Acórdão nº 73700/20.YIPRT.C1 de Tribunal da Relação de Coimbra, 2022-05-10

Ano2022
Número Acordão73700/20.YIPRT.C1
ÓrgãoTribunal da Relação de Coimbra - (JUÍZO LOCAL CÍVEL DE LEIRIA DO TRIBUNAL JUDICIAL DA COMARCA DE LEIRIA)


Acordam na 2ª Secção Cível do Tribunal da Relação de Coimbra[1]

*

1 – RELATÓRIO

Em autos de processo comum resultante de injunção, relativa a obrigação emergente de transação comercial, proposta por AA contra “F..., Lda.”, ambos melhor identificados nos autos, pretende o Autor que a Ré seja condenada a pagar-lhe a quantia de 21.265,40€ sendo 14.840,00€ de capital, 6.272,40€ de juros, e 153,00€ de taxa de justiça paga.

Alega, para tanto, e em síntese, que vendeu à Ré no dia 8/6/2015 doze bovinos, que foram entregues a esta, pelo preço de 14.000,00€, acrescido de IVA, o que perfaz a quantia de 14.840,00€, conforme a fatura nº 0523.

O sócio gerente da Ré disse ao A. que não tinha cheques para pagar e por isso ofereceu-se para ir ao Multibanco com o A., para fazer a transferência bancária para o NIB fornecido pelo A. Na caixa de multibanco o sócio gerente pegou no cartão de multibanco do Requerente e efetuou uma transferência bancária e no fim disse para o Requerente que o depósito estava feito, só que essa transferência bancária para pagar o preço da venda dos bovinos nunca foi creditada na conta do A.
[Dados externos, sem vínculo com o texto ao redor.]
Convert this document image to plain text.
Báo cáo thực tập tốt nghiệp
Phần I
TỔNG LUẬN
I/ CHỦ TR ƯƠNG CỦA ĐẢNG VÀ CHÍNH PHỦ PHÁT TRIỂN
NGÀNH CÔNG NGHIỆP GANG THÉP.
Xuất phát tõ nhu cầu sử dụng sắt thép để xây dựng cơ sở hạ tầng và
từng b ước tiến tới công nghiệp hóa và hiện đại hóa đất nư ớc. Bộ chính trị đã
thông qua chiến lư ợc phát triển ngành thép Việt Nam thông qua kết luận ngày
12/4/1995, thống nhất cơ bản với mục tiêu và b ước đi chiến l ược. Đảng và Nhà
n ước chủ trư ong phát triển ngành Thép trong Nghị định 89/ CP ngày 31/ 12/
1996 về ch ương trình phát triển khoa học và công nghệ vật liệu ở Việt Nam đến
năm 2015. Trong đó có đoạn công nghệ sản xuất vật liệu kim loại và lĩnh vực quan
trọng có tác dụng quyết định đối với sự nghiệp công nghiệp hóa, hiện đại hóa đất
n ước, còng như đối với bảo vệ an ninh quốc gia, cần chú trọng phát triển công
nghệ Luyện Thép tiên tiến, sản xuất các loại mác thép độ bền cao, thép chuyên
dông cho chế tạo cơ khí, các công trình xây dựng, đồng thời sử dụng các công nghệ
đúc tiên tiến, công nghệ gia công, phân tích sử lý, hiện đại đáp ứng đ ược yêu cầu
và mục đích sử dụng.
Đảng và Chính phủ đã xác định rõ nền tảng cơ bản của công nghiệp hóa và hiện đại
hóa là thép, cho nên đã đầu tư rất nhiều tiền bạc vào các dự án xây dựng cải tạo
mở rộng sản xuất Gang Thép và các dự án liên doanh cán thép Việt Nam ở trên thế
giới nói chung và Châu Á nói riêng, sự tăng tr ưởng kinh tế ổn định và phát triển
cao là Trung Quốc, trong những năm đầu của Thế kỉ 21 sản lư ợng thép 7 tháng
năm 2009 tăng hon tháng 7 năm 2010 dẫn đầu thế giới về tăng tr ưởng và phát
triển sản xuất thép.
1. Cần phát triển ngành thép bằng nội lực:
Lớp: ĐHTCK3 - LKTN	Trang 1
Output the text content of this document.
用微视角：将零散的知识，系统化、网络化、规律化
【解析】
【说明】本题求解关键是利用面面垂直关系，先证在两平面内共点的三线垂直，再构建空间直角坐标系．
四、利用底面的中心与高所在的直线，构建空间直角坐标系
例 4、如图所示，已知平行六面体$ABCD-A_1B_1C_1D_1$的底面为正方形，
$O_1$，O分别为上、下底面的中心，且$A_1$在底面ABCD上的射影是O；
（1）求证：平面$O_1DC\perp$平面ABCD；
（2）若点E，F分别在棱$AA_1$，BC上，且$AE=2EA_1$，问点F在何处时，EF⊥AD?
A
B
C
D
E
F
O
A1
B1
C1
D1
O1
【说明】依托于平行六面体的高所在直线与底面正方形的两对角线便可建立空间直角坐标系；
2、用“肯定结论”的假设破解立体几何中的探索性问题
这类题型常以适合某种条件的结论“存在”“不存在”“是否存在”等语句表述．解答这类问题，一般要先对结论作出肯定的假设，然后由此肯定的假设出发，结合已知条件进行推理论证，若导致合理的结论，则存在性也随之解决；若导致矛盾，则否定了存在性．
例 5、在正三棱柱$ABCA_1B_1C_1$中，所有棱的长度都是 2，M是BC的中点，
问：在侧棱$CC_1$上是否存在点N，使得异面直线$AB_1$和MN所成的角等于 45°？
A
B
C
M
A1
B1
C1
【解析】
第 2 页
Apesar do A. ter interpelado o sócio gerente da R. de que a transferência não tinha sido efetuada para a sua conta, o certo é que o valor da venda nunca foi creditado na conta do A. O sócio gerente da R. fez uma declaração não séria nos termos do nº 2 do artigo 245º do Código Civil ao dizer que o depósito estava feito. Ao capital inicial acresce juros desde a data da venda até ao presente no valor de 6.272,40€, sendo os juros no valor de 1.269,90€ à taxa de 8,05% desde 8/6/2015 até 30/06/2016 e o valor de juros na quantia de 5.004,50€ contados desde 1/7/2016 a 16/09/2020 à taxa de 8%, valor a que acrescem juros vincendos até integral e efetivo pagamento da fatura.

*

Notificada, a Ré deduziu oposição, em que diz, em síntese, que a injunção que deu causa a esta ação consubstancia uma mera manobra do A. para tentar enriquecer à custa da R., que nada deve ao A.

Foi instaurado processo de insolvência contra a Ré, sob o nº 2442/20.... do Tribunal de Comércio ..., processo que terminou por desistência, cujo prazo de contestação terminava a 08/09/2020, e porque não encontrava os recibos de pagamento ao A. telefonou-lhe a solicitá-los tendo este dito que não os tinha em seu poder, mas que a Ré nada lhe devia. O sócio gerente da Ré procurou então no seu arquivo pessoal e encontrou os recibos das faturas n.ºs 523 e 526, docs. 1 e 2 que junta, pagamentos que haviam sido feitos com dinheiro próprio do mesmo.

Em 21/09/2020 o A. pensando que a R. não possuía recibos dos pagamentos veio intentar a presente ação.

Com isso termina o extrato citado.